Who has not stared blankly at a bewildering installation and wondered what the blazes it was all about? Given that ideas are so fundamental to this sort of art, what we clueless punters need is clarification, not obfuscation. Which makes it all the more annoying when critics write in what seems to be a willfully abstruse way. The topic obviously struck a chord. There were some hilariously impenetrable entries and commendations go to Bill Greenwell and David Blaber. John O’Byrne invited failure and, in an act of subversion (and because it’s good), I have included him among the winners below, who get £25 each. Simon Machin pockets this week’s bonus fiver.

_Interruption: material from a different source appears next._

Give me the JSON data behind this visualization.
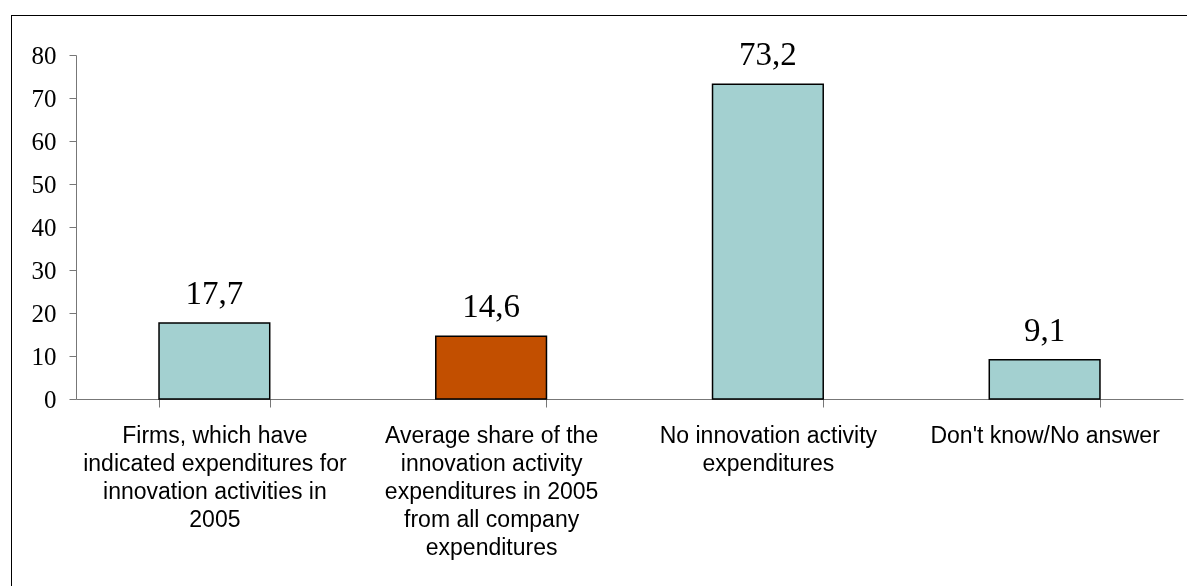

We Modern Art prophets were right! Darren Donoghue, the tousle-haired Mancunian enfant terrible, has rescued the Prize from the fusty preserve of pickled Mammalia and potted gender-bending. ‘What Tracey Done’, a child’s art-kit reworking (by an imaginary four-year-old stepdaughter) of Constable’s ‘Hay Wain’, extracts gritty Northern pith from subtopian Home Counties pieties. It is dazzlingly liminal, transgressing conceptual–figurative–Stuckist boundaries; boiled-sweet daubs inducing a Heimlich manoeuvre of the soul (and body); landscape-by-numbers initiating an aesthetic ground zero; a Fukayaman (or Gallagheresque) finger pointed at the question ‘Whither Art Criticism?’ An echt-Proletarian traceable back to the Engelian patriarchs, Donoghue has found a post-Marxist way to épater les bourgeois and écraser les riches. Stiff competition from a neon-lit zen bus-shelter, llama-dung Mother Teresa and Tantric nipple-piercing video notwithstanding, his painting carries, for corporate collectors, an eye-watering price tag and will send him crying all the way to a Manhattan penthouse.
Simon Machin
In that archetypal Bildungsroman Heinrich von Ofterdingen, Novalis’s eponymous hero finally reaches his journey’s transfiguring goal only to learn that he has returned to the place from which he set out. An identical paradox has reduced Katzenjammer’s critics to floundering bafflement. ‘Mother in a Rocking Chair’, formally reminiscent as it is of Whistler’s ‘Arrangement’, is at first sight the antithesis of Katzenjammer’s previous work.